Verser une partie de cette préparation dans les moules jusqu'au tiers de leur hauteur. Placer alors 2 carrés de chocolat dans chaque moule. Recouvrir avec la reste de pâte, sans dépasser les trois quarts de la hauteur des moules.
Enfourner à mi hauteur et laisser cuire 10 minutes
Démouler avec précaution et servir tièdes.
Un régal pour qui aime le chocolat!!! vous me direz, hein?
04 février 2010
Olli s'éloigne
Olli s'éloigne des ïles du vent. On en est quitte avec deux nuits sans sommeil, quelques arbres déracinés et quelques dégâts matériels. Reste le confinement encore une journée : ma couverture au crochet va pouvoir avancer!
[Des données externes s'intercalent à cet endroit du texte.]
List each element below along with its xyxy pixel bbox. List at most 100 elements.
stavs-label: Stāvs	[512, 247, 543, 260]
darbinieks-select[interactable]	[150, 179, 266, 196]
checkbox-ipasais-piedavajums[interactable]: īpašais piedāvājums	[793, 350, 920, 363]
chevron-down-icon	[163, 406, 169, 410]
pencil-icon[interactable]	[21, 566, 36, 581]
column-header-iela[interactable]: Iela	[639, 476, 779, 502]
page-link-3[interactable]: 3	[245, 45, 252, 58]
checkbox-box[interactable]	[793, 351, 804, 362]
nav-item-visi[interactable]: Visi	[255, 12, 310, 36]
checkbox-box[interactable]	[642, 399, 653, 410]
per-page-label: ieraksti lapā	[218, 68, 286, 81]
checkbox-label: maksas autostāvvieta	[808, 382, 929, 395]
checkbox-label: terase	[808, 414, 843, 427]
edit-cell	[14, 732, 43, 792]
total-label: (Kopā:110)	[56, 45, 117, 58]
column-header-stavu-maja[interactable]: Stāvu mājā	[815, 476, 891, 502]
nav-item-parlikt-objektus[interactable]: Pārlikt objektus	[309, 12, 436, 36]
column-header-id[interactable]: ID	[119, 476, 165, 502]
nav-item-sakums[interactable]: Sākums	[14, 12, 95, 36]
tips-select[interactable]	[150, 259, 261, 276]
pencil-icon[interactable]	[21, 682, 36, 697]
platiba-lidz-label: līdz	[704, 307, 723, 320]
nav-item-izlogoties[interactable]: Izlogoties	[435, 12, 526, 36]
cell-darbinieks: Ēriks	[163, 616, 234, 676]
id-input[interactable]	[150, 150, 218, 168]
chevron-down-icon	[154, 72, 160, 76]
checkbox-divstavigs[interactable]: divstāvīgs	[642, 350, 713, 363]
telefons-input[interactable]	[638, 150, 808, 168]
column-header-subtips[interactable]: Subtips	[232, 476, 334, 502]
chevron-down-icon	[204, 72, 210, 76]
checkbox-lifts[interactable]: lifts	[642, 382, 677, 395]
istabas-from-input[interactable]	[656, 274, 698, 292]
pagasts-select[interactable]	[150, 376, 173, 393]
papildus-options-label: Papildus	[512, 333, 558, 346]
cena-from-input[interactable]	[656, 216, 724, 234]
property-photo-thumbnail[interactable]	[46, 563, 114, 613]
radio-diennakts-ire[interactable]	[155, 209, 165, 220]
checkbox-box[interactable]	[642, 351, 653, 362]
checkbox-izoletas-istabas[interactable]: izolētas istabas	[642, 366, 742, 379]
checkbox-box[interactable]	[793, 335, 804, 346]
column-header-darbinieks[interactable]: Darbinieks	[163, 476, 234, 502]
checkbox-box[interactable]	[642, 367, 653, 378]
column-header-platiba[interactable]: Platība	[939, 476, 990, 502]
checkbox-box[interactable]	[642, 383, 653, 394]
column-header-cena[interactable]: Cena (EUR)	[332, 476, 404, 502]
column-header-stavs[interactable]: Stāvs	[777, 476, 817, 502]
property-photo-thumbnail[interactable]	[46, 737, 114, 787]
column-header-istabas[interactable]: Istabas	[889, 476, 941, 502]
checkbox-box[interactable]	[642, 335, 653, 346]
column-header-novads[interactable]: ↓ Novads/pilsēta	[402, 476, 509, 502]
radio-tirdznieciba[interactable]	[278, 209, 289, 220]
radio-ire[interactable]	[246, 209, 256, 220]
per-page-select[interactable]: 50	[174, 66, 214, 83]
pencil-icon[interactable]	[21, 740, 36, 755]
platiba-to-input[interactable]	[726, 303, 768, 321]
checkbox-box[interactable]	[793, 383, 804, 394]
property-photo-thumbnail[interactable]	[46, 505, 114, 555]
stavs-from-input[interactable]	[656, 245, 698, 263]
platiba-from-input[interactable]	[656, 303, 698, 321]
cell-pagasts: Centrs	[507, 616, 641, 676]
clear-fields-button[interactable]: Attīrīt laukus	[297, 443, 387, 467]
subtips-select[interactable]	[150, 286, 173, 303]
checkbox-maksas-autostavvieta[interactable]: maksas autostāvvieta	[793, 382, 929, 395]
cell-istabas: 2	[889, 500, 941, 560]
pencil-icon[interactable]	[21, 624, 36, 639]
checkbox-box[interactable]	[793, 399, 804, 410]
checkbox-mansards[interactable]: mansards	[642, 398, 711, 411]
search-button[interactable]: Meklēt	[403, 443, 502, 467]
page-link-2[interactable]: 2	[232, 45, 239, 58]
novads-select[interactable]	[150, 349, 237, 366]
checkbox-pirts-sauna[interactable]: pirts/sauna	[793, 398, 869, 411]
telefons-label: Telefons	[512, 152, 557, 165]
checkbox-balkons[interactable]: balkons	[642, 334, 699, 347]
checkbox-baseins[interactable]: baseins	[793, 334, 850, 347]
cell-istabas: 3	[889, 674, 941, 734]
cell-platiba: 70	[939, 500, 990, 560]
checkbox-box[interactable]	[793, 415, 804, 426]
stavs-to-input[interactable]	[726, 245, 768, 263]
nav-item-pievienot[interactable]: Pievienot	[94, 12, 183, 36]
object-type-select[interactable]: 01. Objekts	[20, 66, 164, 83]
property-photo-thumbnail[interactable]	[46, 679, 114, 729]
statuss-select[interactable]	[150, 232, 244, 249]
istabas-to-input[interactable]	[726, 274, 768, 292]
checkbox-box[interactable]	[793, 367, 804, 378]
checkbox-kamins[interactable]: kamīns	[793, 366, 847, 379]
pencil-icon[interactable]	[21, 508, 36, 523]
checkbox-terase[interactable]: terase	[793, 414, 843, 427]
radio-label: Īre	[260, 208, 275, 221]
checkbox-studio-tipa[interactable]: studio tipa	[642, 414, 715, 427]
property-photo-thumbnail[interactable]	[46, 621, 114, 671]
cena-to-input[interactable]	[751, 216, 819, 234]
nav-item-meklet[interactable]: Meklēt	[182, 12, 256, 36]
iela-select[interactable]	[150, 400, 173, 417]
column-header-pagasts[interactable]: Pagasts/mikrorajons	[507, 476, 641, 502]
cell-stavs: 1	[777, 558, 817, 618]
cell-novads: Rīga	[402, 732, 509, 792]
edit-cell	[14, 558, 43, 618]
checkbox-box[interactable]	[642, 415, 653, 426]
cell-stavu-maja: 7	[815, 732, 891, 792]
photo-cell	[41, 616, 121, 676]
Impossible de poster des images, je ne sais si c'est à cause de mon ordinateur ou du temps perturbé!
03 février 2010
Olli
Nous étions encore en train de sortir le mobilier extérieur sur les terrasses et dans les jardins, en nous gaussant doucement des prévisions de ces messieurs de la météo, quand la nouvelle est tombée : "Alerte orange, une nouvelle dépression s'est formée au large de l'océan et se dirige sur la Polynésie! Cette fois, elle s'appelle "OLLI", un gentil nom qui rappelle quelque personnage de dessin animé ou un jouet 1°âge. Alerte orange, cela veut dire qu'on doit réduire les déplacements, s'approvisionner et rester informé par radio car on risque de passer en alerte rouge, auquel cas, c'est le confinement chez soi avec eau et nourriture, en attendant que cela passe! Aux îles sous le vent, c'est déjà l'alerte rouge, Borabora est en dans la tourmente, toutes mes pensées pour "les honey mooners" américains et japonais de nos îles, ils emporteront de beaux souvenirs de leur lune de miel, mais pas celles qu'ils ont prévues! Je me découvre extrêmement calme, presque amusées par la tournure des événements. La nuit a été chaude et venteuse, un vent qui va imperceptiblement crescendo...Je découvre et apprécie comme un voyage cette dépression qu'on n'ose encore appeller cyclone. J'écoute le vent dehors, ses tonalités et octaves, en imaginant le tourbillon qui sévit bien loin encore, nous sommes à un milier de Km de l'oeil et le vent est déjà impressionnant! Dans le jardin, quelques bananiers sont à terre. Quelque chose en moi est comme décalé, en spectateur, et s'étonne des phrases entendues :
-"Tu as attaché ta maison? " au début, j'ai cru à une plaisanterie avant de voir le voisin avec cables et perceuse sur son toit
A La radio , une auditrice de bora "-Ma maison s'est envolée, elle se promène sur le lagon"...avant que le son ne soit coupée...
Je m'étonne de mes préoccupations : quelle couleur pour mon vernis à ongles avant d'aller au boulot? Après tout, c'est juste alerte orange!